I asked the judge at our trial if any of the outraged customers were armed. I told him we weren't armed and the customers didn't look very perturbed.
BEHIND BARS
We were taken to the Hinds County jail. The women Freedom Riders were in the Jackson City jail. We could hear them. They were adjacent. They would sing and so would we.
When I first got to the Hinds County jail the prisoners who were there ahead of us had been fasting out of moral outrage at being arrested. I didn't know how morally outraged I was, but I thought it does show protest. I spent at least 21 days fasting and lost a lot of weight.
There was an initial trial. The sentence was six months for what I would have called a misdemeanor. My draft status changed from 1-O (conscientious objector) to 4-F, because I had been convicted of a felony.

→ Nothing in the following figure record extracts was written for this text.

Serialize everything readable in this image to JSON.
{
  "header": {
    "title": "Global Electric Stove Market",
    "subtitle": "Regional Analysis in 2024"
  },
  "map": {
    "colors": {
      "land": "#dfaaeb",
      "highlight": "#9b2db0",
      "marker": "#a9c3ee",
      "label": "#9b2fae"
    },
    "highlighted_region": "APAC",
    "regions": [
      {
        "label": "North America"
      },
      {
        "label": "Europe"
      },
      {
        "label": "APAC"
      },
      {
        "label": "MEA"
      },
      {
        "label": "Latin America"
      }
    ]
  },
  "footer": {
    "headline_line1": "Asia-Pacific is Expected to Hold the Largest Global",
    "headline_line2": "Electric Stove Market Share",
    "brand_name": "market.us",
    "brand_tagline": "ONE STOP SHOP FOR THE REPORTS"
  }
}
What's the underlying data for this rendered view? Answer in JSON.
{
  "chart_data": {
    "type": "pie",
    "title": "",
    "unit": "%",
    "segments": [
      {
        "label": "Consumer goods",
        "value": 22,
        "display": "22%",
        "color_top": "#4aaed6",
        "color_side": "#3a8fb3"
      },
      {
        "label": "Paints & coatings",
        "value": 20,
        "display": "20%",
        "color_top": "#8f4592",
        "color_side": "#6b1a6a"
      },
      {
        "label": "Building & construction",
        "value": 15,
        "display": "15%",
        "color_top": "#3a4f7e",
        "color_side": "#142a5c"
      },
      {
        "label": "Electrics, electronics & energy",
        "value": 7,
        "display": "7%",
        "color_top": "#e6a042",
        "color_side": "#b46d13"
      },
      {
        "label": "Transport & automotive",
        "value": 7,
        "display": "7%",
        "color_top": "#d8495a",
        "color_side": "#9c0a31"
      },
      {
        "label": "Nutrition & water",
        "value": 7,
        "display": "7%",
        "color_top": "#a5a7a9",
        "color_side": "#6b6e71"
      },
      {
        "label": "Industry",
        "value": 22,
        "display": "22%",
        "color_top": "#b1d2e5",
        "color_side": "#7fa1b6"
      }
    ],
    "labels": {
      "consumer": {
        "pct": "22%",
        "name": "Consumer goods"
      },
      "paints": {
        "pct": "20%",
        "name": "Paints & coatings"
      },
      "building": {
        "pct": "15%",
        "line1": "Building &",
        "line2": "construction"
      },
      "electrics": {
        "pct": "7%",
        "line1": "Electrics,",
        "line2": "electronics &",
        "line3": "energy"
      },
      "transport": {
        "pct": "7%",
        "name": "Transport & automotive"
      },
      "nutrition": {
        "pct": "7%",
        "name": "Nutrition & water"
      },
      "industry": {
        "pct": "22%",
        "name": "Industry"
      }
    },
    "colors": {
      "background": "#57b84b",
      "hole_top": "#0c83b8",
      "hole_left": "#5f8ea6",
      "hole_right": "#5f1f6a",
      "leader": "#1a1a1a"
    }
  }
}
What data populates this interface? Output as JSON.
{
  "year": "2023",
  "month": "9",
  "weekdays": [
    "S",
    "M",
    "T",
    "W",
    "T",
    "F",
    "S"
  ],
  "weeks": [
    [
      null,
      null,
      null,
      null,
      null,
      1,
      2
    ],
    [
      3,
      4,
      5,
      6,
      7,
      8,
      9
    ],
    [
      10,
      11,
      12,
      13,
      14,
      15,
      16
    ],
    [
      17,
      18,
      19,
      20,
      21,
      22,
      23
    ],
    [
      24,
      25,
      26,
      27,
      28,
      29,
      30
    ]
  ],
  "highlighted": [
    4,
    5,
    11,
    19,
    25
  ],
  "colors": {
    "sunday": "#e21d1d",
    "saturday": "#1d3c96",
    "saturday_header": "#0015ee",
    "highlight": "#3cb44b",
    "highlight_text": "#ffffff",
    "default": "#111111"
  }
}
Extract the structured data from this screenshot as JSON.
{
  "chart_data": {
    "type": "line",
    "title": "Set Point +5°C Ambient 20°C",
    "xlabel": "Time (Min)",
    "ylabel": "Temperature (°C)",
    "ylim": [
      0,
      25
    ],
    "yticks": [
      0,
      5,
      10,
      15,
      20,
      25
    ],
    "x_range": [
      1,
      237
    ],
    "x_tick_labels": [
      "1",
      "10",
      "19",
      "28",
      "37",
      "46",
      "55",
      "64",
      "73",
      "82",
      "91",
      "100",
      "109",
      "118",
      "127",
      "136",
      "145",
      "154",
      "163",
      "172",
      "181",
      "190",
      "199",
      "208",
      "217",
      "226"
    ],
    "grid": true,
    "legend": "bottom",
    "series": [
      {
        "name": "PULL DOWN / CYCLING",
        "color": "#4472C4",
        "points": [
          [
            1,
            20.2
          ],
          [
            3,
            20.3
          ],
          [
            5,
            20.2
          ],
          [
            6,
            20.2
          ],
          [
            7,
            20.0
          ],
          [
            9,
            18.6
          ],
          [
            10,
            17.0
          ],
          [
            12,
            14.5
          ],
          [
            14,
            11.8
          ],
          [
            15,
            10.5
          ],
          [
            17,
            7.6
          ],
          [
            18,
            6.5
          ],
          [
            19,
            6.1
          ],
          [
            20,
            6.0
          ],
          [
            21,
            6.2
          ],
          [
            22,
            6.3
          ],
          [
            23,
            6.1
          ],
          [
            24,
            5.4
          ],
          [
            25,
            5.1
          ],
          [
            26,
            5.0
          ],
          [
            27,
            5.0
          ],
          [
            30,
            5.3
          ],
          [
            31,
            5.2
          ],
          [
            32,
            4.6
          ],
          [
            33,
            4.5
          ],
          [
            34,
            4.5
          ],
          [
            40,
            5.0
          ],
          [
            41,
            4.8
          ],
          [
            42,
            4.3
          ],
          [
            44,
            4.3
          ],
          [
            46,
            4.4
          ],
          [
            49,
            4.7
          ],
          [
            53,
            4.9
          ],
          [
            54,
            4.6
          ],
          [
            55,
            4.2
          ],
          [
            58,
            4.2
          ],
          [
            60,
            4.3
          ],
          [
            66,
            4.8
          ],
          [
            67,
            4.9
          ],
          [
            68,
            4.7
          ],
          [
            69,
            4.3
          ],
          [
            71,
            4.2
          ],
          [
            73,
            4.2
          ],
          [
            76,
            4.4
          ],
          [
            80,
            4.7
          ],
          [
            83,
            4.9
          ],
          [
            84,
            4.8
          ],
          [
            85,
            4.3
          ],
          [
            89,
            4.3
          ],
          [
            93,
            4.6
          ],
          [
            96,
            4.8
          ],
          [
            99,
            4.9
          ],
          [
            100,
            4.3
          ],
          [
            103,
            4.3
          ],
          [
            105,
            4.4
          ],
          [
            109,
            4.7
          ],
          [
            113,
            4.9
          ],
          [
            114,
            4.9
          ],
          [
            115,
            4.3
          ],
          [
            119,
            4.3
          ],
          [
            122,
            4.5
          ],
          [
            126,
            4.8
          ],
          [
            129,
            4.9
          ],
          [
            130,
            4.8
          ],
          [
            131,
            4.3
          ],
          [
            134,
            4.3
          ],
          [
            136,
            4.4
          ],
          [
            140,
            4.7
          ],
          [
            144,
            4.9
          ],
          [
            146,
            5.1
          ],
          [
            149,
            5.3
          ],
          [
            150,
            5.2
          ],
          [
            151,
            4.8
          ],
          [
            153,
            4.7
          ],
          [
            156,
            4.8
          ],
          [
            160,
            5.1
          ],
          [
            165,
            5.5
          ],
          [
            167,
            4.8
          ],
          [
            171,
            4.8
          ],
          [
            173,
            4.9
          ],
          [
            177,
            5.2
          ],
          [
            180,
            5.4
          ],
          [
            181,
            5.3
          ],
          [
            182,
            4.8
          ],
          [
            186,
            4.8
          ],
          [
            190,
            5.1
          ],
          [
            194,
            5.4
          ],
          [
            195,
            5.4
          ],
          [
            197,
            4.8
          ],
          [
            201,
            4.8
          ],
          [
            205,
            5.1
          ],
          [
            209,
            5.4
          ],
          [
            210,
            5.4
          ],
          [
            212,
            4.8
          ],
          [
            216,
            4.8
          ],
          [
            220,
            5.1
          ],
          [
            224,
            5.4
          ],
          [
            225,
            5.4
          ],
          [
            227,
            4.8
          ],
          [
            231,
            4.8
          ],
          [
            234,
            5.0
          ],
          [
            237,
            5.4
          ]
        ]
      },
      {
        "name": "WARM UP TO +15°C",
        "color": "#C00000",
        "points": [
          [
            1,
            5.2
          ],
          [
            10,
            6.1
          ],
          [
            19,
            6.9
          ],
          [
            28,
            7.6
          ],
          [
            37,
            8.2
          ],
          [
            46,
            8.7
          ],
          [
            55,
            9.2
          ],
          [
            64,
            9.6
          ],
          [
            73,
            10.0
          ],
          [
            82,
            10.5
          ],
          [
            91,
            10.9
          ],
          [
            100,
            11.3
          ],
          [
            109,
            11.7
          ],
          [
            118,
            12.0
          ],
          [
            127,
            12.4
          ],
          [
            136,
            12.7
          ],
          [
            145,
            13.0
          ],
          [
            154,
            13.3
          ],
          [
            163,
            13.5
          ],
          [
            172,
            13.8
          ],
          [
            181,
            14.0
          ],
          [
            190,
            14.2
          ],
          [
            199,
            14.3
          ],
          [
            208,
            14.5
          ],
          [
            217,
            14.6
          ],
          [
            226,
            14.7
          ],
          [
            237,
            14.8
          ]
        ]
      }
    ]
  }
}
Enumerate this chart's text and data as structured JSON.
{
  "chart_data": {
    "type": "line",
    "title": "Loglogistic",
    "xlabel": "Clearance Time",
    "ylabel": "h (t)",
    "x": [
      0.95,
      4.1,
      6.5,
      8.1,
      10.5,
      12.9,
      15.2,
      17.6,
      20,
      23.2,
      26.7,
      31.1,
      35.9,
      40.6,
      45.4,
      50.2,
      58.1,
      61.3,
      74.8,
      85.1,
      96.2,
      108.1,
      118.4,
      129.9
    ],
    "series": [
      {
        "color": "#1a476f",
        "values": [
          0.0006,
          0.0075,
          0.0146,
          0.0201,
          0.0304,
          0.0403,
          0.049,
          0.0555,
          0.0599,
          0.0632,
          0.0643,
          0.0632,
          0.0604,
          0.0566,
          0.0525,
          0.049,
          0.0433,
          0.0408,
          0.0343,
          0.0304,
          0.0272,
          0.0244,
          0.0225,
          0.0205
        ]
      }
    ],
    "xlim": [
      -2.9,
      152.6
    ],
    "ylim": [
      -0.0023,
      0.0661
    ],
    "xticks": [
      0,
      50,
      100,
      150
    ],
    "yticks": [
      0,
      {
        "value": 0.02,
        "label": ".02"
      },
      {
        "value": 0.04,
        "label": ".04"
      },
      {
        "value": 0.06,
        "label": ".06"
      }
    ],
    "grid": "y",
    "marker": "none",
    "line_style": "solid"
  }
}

The jails became rather crowded. We were then moved to Parchman Penitentiary in the Delta. We were segregated from the other prisoners because we were agitators. We were racially segregated.
Jim Farmer recognized me from New York. He had been the spokesman for the people in the cell block and sort of passed the position on to me.
They had us without much of any clothing, in skivvies. Because we were singing at night without any sanction from them, they removed our mattresses and turned up the fans at night. The bunks were steel sheets with holes in them. They are not too comfortable. We made do. There might be two bunks in a cell, but we tried to sleep back-to-back to try to keep warmer.
We were kept in a big barn at the end of our stay. They moved us from the cell blocks, which were maximum security, to the barns, which were lower security.
I'm sure we were an economic burden to them, which we meant to be. I'm not sure we knew how soon we would be bailed out. I didn't know when or whether I was going to get out.
I was released after 40 days and 40 nights. I remember the warden of Parchman wanted to shake my hand and I didn't. I'm not sure that was right or wrong, but they had had some sort of a ruckus with some of us and some young men from Mississippi were hurt. They were brave. I said, "If some of your prisoners are hurt, I hope that they will get good medical attention." I didn't want to shake his hand.
FIFTY YEARS LATER
It was liberating, showing how you could act non-violently for social change. I thought it was very helpful in getting people to be a little more optimistic and braver, and think about possibilities of change. People cared about each other, even those who were different. A little identification with others helped. People became ready to speak up and act.
I couldn't not go, because people I knew had already been injured. They were braver than me. I was brought up conscious of discrimination and we didn't want to be that way. One step can lead to another. It frees you to ask, "Where do I really want to put myself? What is important?"
One of my fellow ushers at church is Black and was living in Mississippi back then. He remembers what a sort of revolution it was. He wept when he found out I was a Freedom Rider.